Hinterher ist man immer klüger. Hinterher hat keiner Lothar Matthäus gemocht. Hinterher war Kohl schon immer korrupt, Gammelfleisch eklig, Atomstrom böse. Und da sich das Licht der Erkenntnis stets durchs Dickicht dunkler Historie in die erwachende Zukunft kämpfen muss, war hinterher sogar er ganz dufte, ach was: der einzig Wahre, Unerreichte, irgendwie bloß falsch Verstandene, der Showmaster schlechthin: Thomas Gottschalk. Und das sagt über die Vergangenheit von Wetten, dass..? ebenso viel aus wie dessen Gegenwart.

Die nämlich sieht wie folgt aus: Markus Lanz hoppelt die Showtreppe zum Wettsofa runter und begrüßt Offenburg, Deutschland, die ganze Welt, mit großer Geste. Er ortet kurz vorm Flieger, den Cameron Diaz nach einer Stunde kriegen muss, deutsches Blut im Weltstar und kommt dann auf ihren neuen Film zu sprechen. Er begrüßt Kinderwettenkinder mit "zwei Lümmel von der ersten Bank" und müht sich um kindgerechten Tonfall. Er kündigt den anspruchslosesten Fernsehschnulzenstar an, als lebe der ganz oben im Arthaus und entlockt Veronica Ferres vorm Trailer ihrer neuen Fernsehstarschnulze ein Hochzeitsgeheimnis. Er kommentiert den Liveact mit "Wow" und hilft Anastacia artig beim Verkabeln.

Kurzum: Er macht eigentlich alles wie sein Vorgänger, also richtig. Nur: Richtig ist zu wenig, wenn nichts davon wie Gottschalk instinktiv durchs lose Mundwerk entweicht, sondern am Stock vorbei dem Hintern. Auch in Offenburg vermittelte Markus Lanz stets den Eindruck, ein Souffleur flüstere ihm ein, nach der verpatzten Wette jjjjetzt den Kopf des traurigen Jungen zu tätscheln und im Modegespräch mit dem Modeguru Guido Maria Kretschmer "Hirsch-" statt "Arschgeweih" zu sagen.

Ein tapfer glucksendes Ziel mächtiger Shitstorms

Genau diese stahlbetonlockere Lässigkeit kennzeichnet seit Lanz’ Antritt vor 18 Monaten den traurigsten Abgang der Fernsehgeschichte seit dem Tod von Winnetou: Europas einst größte Unterhaltungssendung ist tot und schlimmer noch: Keiner scheint darüber zu trauern. Nicht der Moderator, dieses tapfer glucksende Ziel mächtiger Shitstorms. Auch nicht sein Intendant Thomas Bellut, der ihm im Kloakeregen den Regenschirm versagte. Geschweige denn ein Publikum, das dem Zuschauerkrösus eiskalt die Quote geviertelt hat, seit dieses Lagerfeuer der TV-Nation an einem Februartag vor 33 Jahren 24 Millionen Menschen die Stuben wärmte.

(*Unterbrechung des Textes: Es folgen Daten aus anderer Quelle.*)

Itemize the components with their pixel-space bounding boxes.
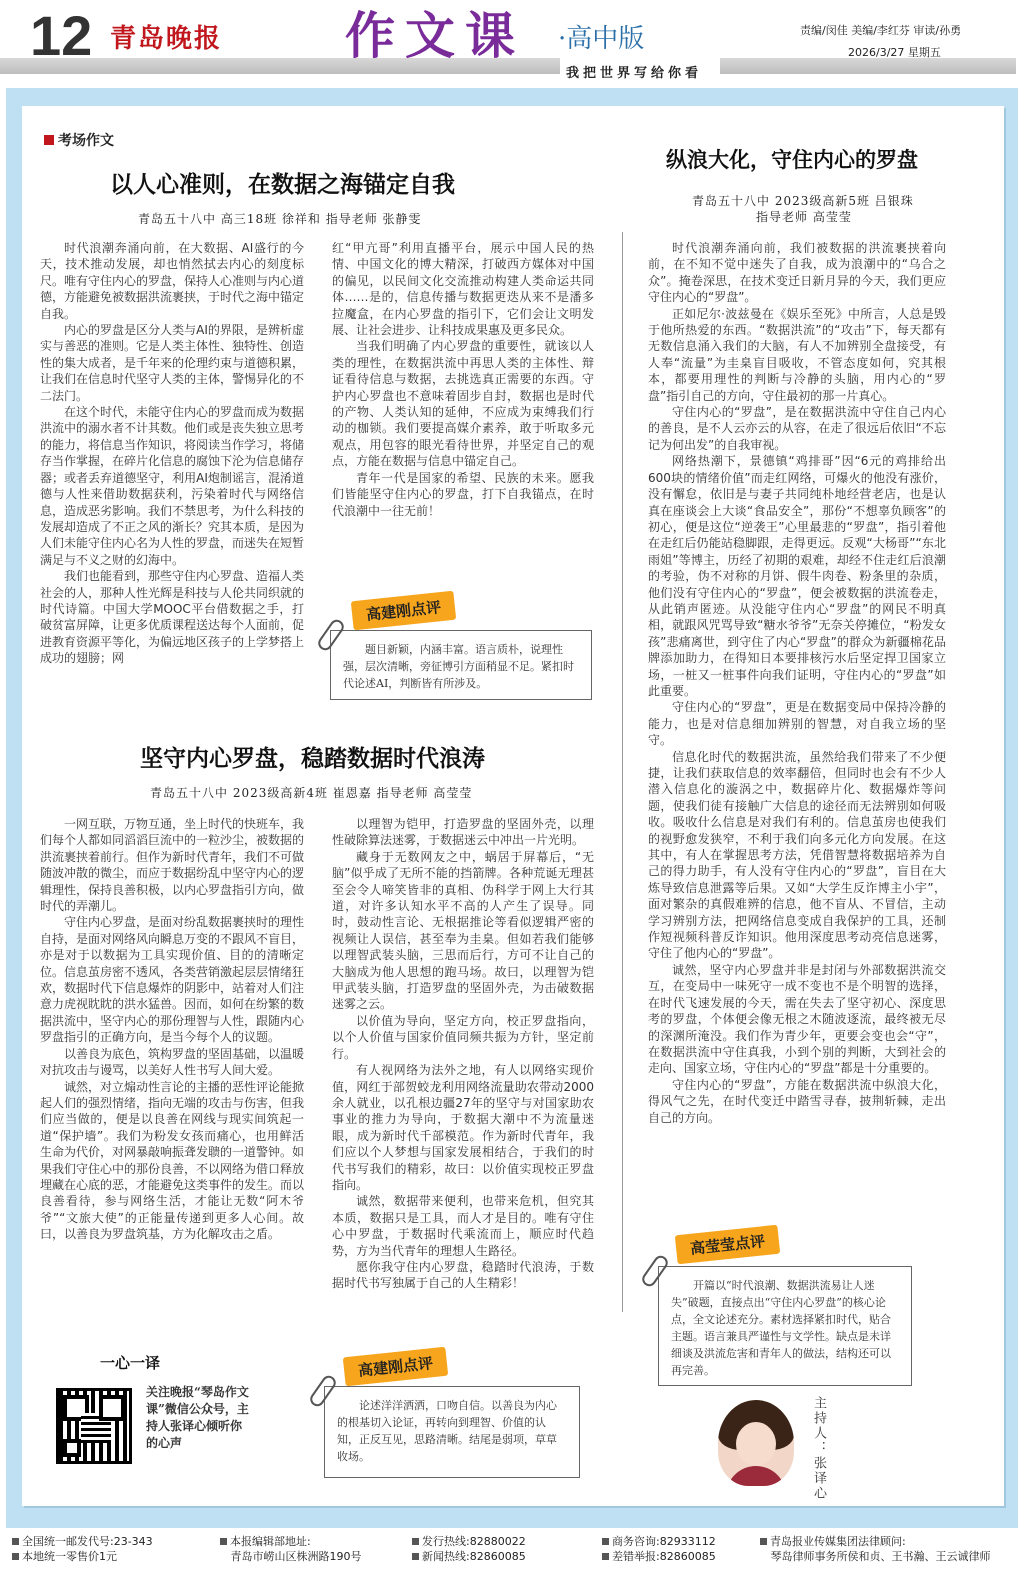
section-tag xyxy=(44,130,114,150)
essay1-column-2 xyxy=(332,240,594,572)
paragraph: 信息化时代的数据洪流，虽然给我们带来了不少便捷，让我们获取信息的效率翻倍，但同时也会有不少人潜入信息化的漩涡之中，数据碎片化、数据爆炸等问题，使我们徒有接触广大信息的途径而无法辨别如何吸收。吸收什么信息是对我们有利的。信息茧房也使我们的视野愈发狭窄，不利于我们向多元化方向发展。在这其中，有人在掌握思考方法，凭借智慧将数据培养为自己的得力助手，有人没有守住内心的“罗盘”，盲目在大炼导致信息泄露等后果。又如“大学生反诈博主小宇”，面对繁杂的真假难辨的信息，他不盲从、不冒信，主动学习辨别方法，把网络信息变成自我保护的工具，还制作短视频科普反诈知识。他用深度思考动亮信息迷雾，守住了他内心的“罗盘”。 xyxy=(648,749,946,961)
paragraph: 以理智为铠甲，打造罗盘的坚固外壳，以理性破除算法迷雾，于数据迷云中冲出一片光明。 xyxy=(332,817,594,848)
paragraph: 时代浪潮奔涌向前，我们被数据的洪流裹挟着向前，在不知不觉中迷失了自我，成为浪潮中的“乌合之众”。掩卷深思，在技术变迁日新月异的今天，我们更应守住内心的“罗盘”。 xyxy=(648,241,946,305)
column-divider xyxy=(622,232,623,1312)
essay2-column-1 xyxy=(40,816,304,1316)
essay3-column xyxy=(648,240,946,1206)
footer-text: 全国统一邮发代号:23-343 xyxy=(22,1535,153,1548)
edition-label: ·高中版 xyxy=(558,24,645,54)
footer xyxy=(0,1534,1024,1572)
newspaper-masthead: 青岛晚报 xyxy=(110,24,223,54)
paragraph: 诚然，数据带来便利，也带来危机，但究其本质，数据只是工具，而人才是目的。唯有守住心中罗盘，于数据时代乘流而上，顺应时代趋势，方为当代青年的理想人生路径。 xyxy=(332,1194,594,1258)
paragraph: 以价值为导向，坚定方向，校正罗盘指向，以个人价值与国家价值同频共振为方针，坚定前行。 xyxy=(332,1013,594,1061)
footer-text: 青岛报业传媒集团法律顾问: xyxy=(770,1535,906,1548)
footer-text: 青岛市崂山区株洲路190号 xyxy=(230,1550,362,1563)
essay3-title: 纵浪大化，守住内心的罗盘 xyxy=(666,147,918,172)
paragraph: 网络热潮下，景德镇“鸡排哥”因“6元的鸡排给出600块的情绪价值”而走红网络，可爆火的他没有涨价，没有懈怠，依旧是与妻子共同纯朴地经营老店，也是认真在座谈会上大谈“食品安全”，那份“不想辜负顾客”的初心，便是这位“逆袭王”心里最悲的“罗盘”，指引着他在走红后仍能站稳脚跟，走得更远。反观“大杨哥”“东北雨姐”等博主，历经了初期的艰难，却经不住走红后浪潮的考验，伪不对称的月饼、假牛肉卷、粉条里的杂质，他们没有守住内心的“罗盘”，便会被数据的洪流卷走，从此销声匿迹。从没能守住内心“罗盘”的网民不明真相，就跟风咒骂导致“糖水爷爷”无奈关停摊位，“粉发女孩”悲痛离世，到守住了内心“罗盘”的群众为新疆棉花品牌添加助力，在得知日本要排核污水后坚定捍卫国家立场，一桩又一桩事件向我们证明，守住内心的“罗盘”如此重要。 xyxy=(648,454,946,698)
header-rule-right xyxy=(720,58,1016,74)
paragraph: 守住内心罗盘，是面对纷乱数据裹挟时的理性自持，是面对网络风向瞬息万变的不跟风不盲目，亦是对于以数据为工具实现价值、目的的清晰定位。信息茧房密不透风，各类营销激起层层情绪狂欢，数据时代下信息爆炸的阴影中，站着对人们注意力虎视眈眈的洪水猛兽。因而，如何在纷繁的数据洪流中，坚守内心的那份理智与人性，跟随内心罗盘指引的正确方向，是当今每个人的议题。 xyxy=(40,915,304,1045)
paragraph: 我们也能看到，那些守住内心罗盘、造福人类社会的人，那种人性光辉是科技与人伦共同织就的时代诗篇。中国大学MOOC平台借数据之手，打破贫富屏障，让更多优质课程送达每个人面前，促进教育资源平等化，为偏远地区孩子的上学梦搭上成功的翅膀；网 xyxy=(40,569,304,666)
essay3-byline-teacher: 指导老师 高莹莹 xyxy=(756,210,852,224)
paragraph: 在这个时代，未能守住内心的罗盘而成为数据洪流中的溺水者不计其数。他们或是丧失独立思考的能力，将信息当作知识，将阅读当作学习，将储存当作掌握，在碎片化信息的腐蚀下沦为信息储存器；或者丢弃道德坚守，利用AI炮制谣言，混淆道德与人性来借助数据获利，污染着时代与网络信息，造成恶劣影响。我们不禁思考，为什么科技的发展却造成了不正之风的渐长？究其本质，是因为人们未能守住内心名为人性的罗盘，而迷失在短暂满足与不义之财的幻海中。 xyxy=(40,405,304,567)
essay2-comment: 论述洋洋洒洒，口吻自信。以善良为内心的根基切入论证，再转向到理智、价值的认知，正反互见，思路清晰。结尾是弱项，草草收场。 xyxy=(324,1386,580,1478)
footer-text: 琴岛律师事务所侯和贞、王书瀚、王云诚律师 xyxy=(770,1550,991,1563)
footer-text: 差错举报:82860085 xyxy=(612,1550,716,1563)
essay1-byline: 青岛五十八中 高三18班 徐祥和 指导老师 张静雯 xyxy=(138,212,422,226)
qr-code-icon xyxy=(56,1388,132,1464)
footer-text: 商务咨询:82933112 xyxy=(612,1535,716,1548)
paragraph: 藏身于无数网友之中，蜗居于屏幕后，“无脑”似乎成了无所不能的挡箭牌。各种荒诞无理甚至会令人啼笑皆非的真相、伪科学于网上大行其道，对许多认知水平不高的人产生了误导。同时，鼓动性言论、无根据推论等看似逻辑严密的视频让人误信，甚至奉为圭臬。但如若我们能够以理智武装头脑，三思而后行，方可不让自己的大脑成为他人思想的跑马场。故曰，以理智为铠甲武装头脑，打造罗盘的坚固外壳，为击破数据迷雾之云。 xyxy=(332,849,594,1012)
section-tag-label: 考场作文 xyxy=(58,133,114,149)
paragraph: 守住内心的“罗盘”，是在数据洪流中守住自己内心的善良，是不人云亦云的从容，在走了很远后依旧“不忘记为何出发”的自我审视。 xyxy=(648,405,946,452)
footer-cell xyxy=(602,1534,716,1564)
footer-text: 新闻热线:82860085 xyxy=(422,1550,526,1563)
footer-cell xyxy=(760,1534,991,1564)
paragraph: 诚然，坚守内心罗盘并非是封闭与外部数据洪流交互，在变局中一味死守一成不变也不是个明智的选择，在时代飞速发展的今天，需在失去了坚守初心、深度思考的罗盘，个体便会像无根之木随波逐流，最终被无尽的深渊所淹没。我们作为青少年，更要会变也会“守”，在数据洪流中守住真我，小到个别的判断，大到社会的走向、国家立场，守住内心的“罗盘”都是十分重要的。 xyxy=(648,962,946,1076)
paragraph: 守住内心的“罗盘”，更是在数据变局中保持冷静的能力，也是对信息细加辨别的智慧，对自我立场的坚守。 xyxy=(648,700,946,748)
essay2-title: 坚守内心罗盘，稳踏数据时代浪涛 xyxy=(140,745,485,772)
footer-cell xyxy=(12,1534,153,1564)
essay3-comment-badge: 高莹莹点评 xyxy=(675,1225,780,1265)
promo-title: 一心一译 xyxy=(100,1354,161,1372)
essay1-title: 以人心准则，在数据之海锚定自我 xyxy=(110,171,455,198)
paragraph: 一网互联，万物互通，坐上时代的快班车，我们每个人都如同滔滔巨流中的一粒沙尘，被数据的洪流裹挟着前行。但作为新时代青年，我们不可做随波冲散的微尘，而应于数据纷乱中坚守内心的逻辑理性，保持良善积极，以内心罗盘指引方向，做时代的弄潮儿。 xyxy=(40,817,304,914)
essay2-comment-badge: 高建刚点评 xyxy=(343,1347,448,1387)
essay2-byline: 青岛五十八中 2023级高新4班 崔恩嘉 指导老师 高莹莹 xyxy=(150,786,473,800)
paragraph: 时代浪潮奔涌向前，在大数据、AI盛行的今天，技术推动发展，却也悄然拭去内心的刻度标尺。唯有守住内心的罗盘，保持人心准则与内心道德，方能避免被数据洪流裹挟，于时代之海中锚定自我。 xyxy=(40,241,304,321)
footer-cell xyxy=(220,1534,362,1564)
paragraph: 当我们明确了内心罗盘的重要性，就该以人类的理性，在数据洪流中再思人类的主体性、辩证看待信息与数据，去挑选真正需要的东西。守护内心罗盘也不意味着固步自封，数据也是时代的产物、人类认知的延伸，不应成为束缚我们行动的枷锁。我们要提高媒介素养，敢于听取多元观点，用包容的眼光看待世界，并坚定自己的观点，方能在数据与信息中锚定自己。 xyxy=(332,339,594,469)
essay1-comment: 题目新颖，内涵丰富。语言质朴，说理性强，层次清晰，旁征博引方面稍显不足。紧扣时代论述AI，判断皆有所涉及。 xyxy=(330,630,592,700)
page-number: 12 xyxy=(30,4,93,67)
section-title: 作文课 xyxy=(345,6,525,65)
paragraph: 内心的罗盘是区分人类与AI的界限，是辨析虚实与善恶的准则。它是人类主体性、独特性、创造性的集大成者，是千年来的伦理约束与道德积累，让我们在信息时代坚守人类的主体，警惕异化的不二法门。 xyxy=(40,323,304,403)
paragraph: 愿你我守住内心罗盘，稳踏时代浪涛，于数据时代书写独属于自己的人生精彩！ xyxy=(332,1259,594,1291)
footer-text: 发行热线:82880022 xyxy=(422,1535,526,1548)
footer-text: 本报编辑部地址: xyxy=(230,1535,311,1548)
host-avatar xyxy=(718,1400,794,1486)
essay1-column-1 xyxy=(40,240,304,708)
paragraph: 诚然，对立煽动性言论的主播的恶性评论能掀起人们的强烈情绪，指向无端的攻击与伤害，但我们应当做的，便是以良善在网线与现实间筑起一道“保护墙”。我们为粉发女孩而痛心，也用鲜活生命为代价，对网暴敲响振聋发聩的一道警钟。如果我们守住心中的那份良善，不以网络为借口释放埋藏在心底的恶，才能避免这类事件的发生。而以良善看待，参与网络生活，才能让无数“阿木爷爷”“文旅大使”的正能量传递到更多人心间。故曰，以善良为罗盘筑基，方为化解攻击之盾。 xyxy=(40,1079,304,1242)
footer-cell xyxy=(412,1534,526,1564)
paragraph: 有人视网络为法外之地，有人以网络实现价值，网红于部贺蛟龙利用网络流量助农带动2000余人就业，以孔根边疆27年的坚守与对国家助农事业的推力为导向，于数据大潮中不为流量迷眼，成为新时代千部模范。作为新时代青年，我们应以个人梦想与国家发展相结合，于我们的时代书写我们的精彩，故曰：以价值实现校正罗盘指向。 xyxy=(332,1063,594,1192)
editors-credit: 责编/闵佳 美编/李红芬 审读/孙勇 xyxy=(800,24,962,37)
slogan: 我把世界写给你看 xyxy=(566,66,703,81)
essay3-comment: 开篇以“时代浪潮、数据洪流易让人迷失”破题，直接点出“守住内心罗盘”的核心论点，全文论述充分。素材选择紧扣时代，贴合主题。语言兼具严谨性与文学性。缺点是未详细谈及洪流危害和青年人的做法，结构还可以再完善。 xyxy=(658,1266,912,1386)
essay3-byline: 青岛五十八中 2023级高新5班 吕银珠 xyxy=(692,194,914,208)
paragraph: 青年一代是国家的希望、民族的未来。愿我们皆能坚守住内心的罗盘，打下自我锚点，在时代浪潮中一往无前！ xyxy=(332,470,594,518)
essay2-column-2 xyxy=(332,816,594,1316)
issue-date: 2026/3/27 星期五 xyxy=(848,46,941,59)
footer-text: 本地统一零售价1元 xyxy=(22,1550,117,1563)
essay1-comment-badge: 高建刚点评 xyxy=(351,591,456,631)
promo-text: 关注晚报“琴岛作文课”微信公众号，主持人张译心倾听你的心声 xyxy=(146,1385,249,1450)
paragraph: 守住内心的“罗盘”，方能在数据洪流中纵浪大化，得风气之先，在时代变迁中踏雪寻春，披荆斩棘，走出自己的方向。 xyxy=(648,1077,946,1125)
paragraph: 以善良为底色，筑构罗盘的坚固基础，以温暖对抗攻击与谩骂，以美好人性书写人间大爱。 xyxy=(40,1046,304,1078)
host-label: 主持人：张译心 xyxy=(811,1396,826,1501)
paragraph: 正如尼尔·波兹曼在《娱乐至死》中所言，人总是毁于他所热爱的东西。“数据洪流”的“攻击”下，每天都有无数信息涌入我们的大脑，有人不加辨别全盘接受，有人奉“流量”为圭臬盲目吸收，不管态度如何，究其根本，都要用理性的判断与冷静的头脑，用内心的“罗盘”指引自己的方向，守住最初的那一片真心。 xyxy=(648,306,946,403)
paragraph: 红“甲亢哥”利用直播平台，展示中国人民的热情、中国文化的博大精深，打破西方媒体对中国的偏见，以民间文化交流推动构建人类命运共同体……是的，信息传播与数据更迭从来不是潘多拉魔盒，在内心罗盘的指引下，它们会让文明发展、让社会进步、让科技成果惠及更多民众。 xyxy=(332,241,594,338)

Das waren Zeiten, nein – es war eine Epoche, als der mediale Fahnenappell sechs, sieben Mal im Jahr drei Viertel aller fernsehenden (West-)Deutschen vorm Zweiten dreier Programme bannte. Gut, der Zuspruch sank und sank und sank keinesfalls erst auf der Schleimspur von heute. Er sank, weil plötzlich Privatsender gegenansendeten. Weil das Internet Aufmerksamkeit abzog. Weil ein selbstgerechter Moderator in lockigem Blond nur um sich selbst kreiste. Er sank also lange vor dem Oktober 2012.

Lange Zeit konnte der alte Zeremonienmeister in Operettenuniform die ewig gleichen Witze zu ewig gleichen Wetten der ewig gleichen Gäste reißen: Das Publikum folgte bei Berbens 10. Auftritt ebenso wie dem 17. von Maffay. Aber auch den Gott(schalk) heiterer Belanglosigkeit traf Mitte der Nullerjahre – eingekeilt zwischen RTL und Pro7, die nun ihre besten Pferde gegen den Platzhirsch ins Rennen schickten – erstmals die Siebenstelligkeit.

Dennoch hatte das Nichts nirgends mehr Substanz als beim "Göttlichen Bub", wie ihn Martin Walser pries. Vielleicht, weil es aus Sicht des Medienkritikers Georg Seeßlen dank "Intimität und Glamour, Spannung und Alltäglichkeit, Knabbergebäck und Bild-Schlagzeile, Größenwahn und Muckertum" zur "Essenz des (deutschen) Fernsehens" gerann.